LeetCode - Substring with Concatenation of All Words

Substring with Concatenation of All Words

2014.2.27 00:46

You are given a string, S, and a list of words, L, that are all of the same length. Find all starting indices of substring(s) in S that is a concatenation of each word in L exactly once and without any intervening characters.

For example, given:
S: "barfoothefoobarman"
L: ["foo", "bar"]

You should return the indices: [0,9].
(order does not matter).

Solution:

　　My solution to this problem is basically brute-force, starting from every position and check if a complete concatenation is possible.

　　<unordered_map> will provide efficient hashing.
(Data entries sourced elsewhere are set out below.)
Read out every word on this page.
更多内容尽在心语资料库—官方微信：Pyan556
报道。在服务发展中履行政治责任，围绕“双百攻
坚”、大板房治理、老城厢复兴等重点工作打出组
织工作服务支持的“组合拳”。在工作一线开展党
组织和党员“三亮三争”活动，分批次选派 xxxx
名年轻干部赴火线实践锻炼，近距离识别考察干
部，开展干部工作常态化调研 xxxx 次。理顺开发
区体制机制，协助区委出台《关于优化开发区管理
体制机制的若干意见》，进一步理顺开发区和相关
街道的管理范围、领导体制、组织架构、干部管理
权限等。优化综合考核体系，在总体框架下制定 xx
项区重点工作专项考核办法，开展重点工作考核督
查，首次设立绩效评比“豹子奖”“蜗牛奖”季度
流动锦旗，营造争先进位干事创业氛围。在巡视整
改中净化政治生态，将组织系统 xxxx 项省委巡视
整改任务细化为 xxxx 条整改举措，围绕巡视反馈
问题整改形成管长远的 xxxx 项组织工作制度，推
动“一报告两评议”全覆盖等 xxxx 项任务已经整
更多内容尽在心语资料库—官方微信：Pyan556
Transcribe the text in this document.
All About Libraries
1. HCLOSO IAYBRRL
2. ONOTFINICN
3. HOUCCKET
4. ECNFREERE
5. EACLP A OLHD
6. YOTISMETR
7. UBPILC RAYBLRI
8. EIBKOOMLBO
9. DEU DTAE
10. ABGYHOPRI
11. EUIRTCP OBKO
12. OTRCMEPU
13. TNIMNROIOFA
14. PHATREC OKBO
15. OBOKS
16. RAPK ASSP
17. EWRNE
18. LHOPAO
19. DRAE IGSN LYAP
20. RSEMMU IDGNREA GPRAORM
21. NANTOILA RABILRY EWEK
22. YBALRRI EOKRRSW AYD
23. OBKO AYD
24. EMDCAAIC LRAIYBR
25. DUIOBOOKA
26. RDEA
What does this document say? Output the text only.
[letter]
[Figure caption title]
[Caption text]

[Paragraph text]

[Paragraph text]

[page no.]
　　Total time complexity is O(n^3). Space complexity is O(n).

Accepted code:

#include <string>
#include <unordered_map>
#include <vector>
using namespace std;

class Solution {
public:
    vector<int> findSubstring(string S, vector<string> &L) {
        vector<int> result_set;
        vector<int> vi;
        vector<int> vic;
        unordered_map<string, int> um;
        unordered_map<string, int>::iterator uit;
        int wl;
        int nc;
        int n = (int)L.size();
        int slen = (int)S.length();
        
        if (slen == 0 || n == 0) {
            return result_set;
        }
        wl = (int)L[0].length();
        if (wl == 0) {
            return result_set;
        }
        if (slen < n * wl) {
            return result_set;
        }
        
        um.clear();
        vi.clear();
        nc = 0;
        
        int i, j;
        for (i = 0; i < n; ++i) {
            uit = um.find(L[i]);
            if (uit == um.end()) {
                um[L[i]] = nc;
                vi.push_back(1);
                ++nc;
            } else {
                ++vi[um[L[i]]];
            }
        }
        vic.resize(nc);
        
        int cc, ll, rr;
        int idx;
        string str;
        
        for (i = 0; i < wl; ++i) {
            for (j = 0; j < nc; ++j) {
                vic[j] = vi[j];
            }
            cc = 0;
            
            ll = i;
            rr = ll;
            while (rr + wl <= slen) {
                str = S.substr(rr, wl);
                uit = um.find(str);
                if (uit != um.end()) {
                    idx = uit->second;
                    if (vic[idx] == 0) {
                        while (true) {
                            str = S.substr(ll, wl);
                            if (um[str] != idx) {
                                ll += wl;
                                ++vic[um[str]];
                                --cc;
                            } else {
                                ll += wl;
                                ++vic[um[str]];
                                --cc;
                                break;
                            }
                        }
                    } else {
                        --vic[idx];
                        ++cc;
                        rr += wl;
                    }
                } else {
                    ll = rr + wl;
                    for (j = 0; j < nc; ++j) {
                        vic[j] = vi[j];
                    }
                    rr = ll;
                    cc = 0;
                }
                if (cc == n) {
                    result_set.push_back(ll);
                    str = S.substr(ll, wl);
                    idx = um[str];
                    ++vic[idx];
                    --cc;
                    ll += wl;
                }
            }
        }
        vic.clear();
        
        return result_set;
    }
};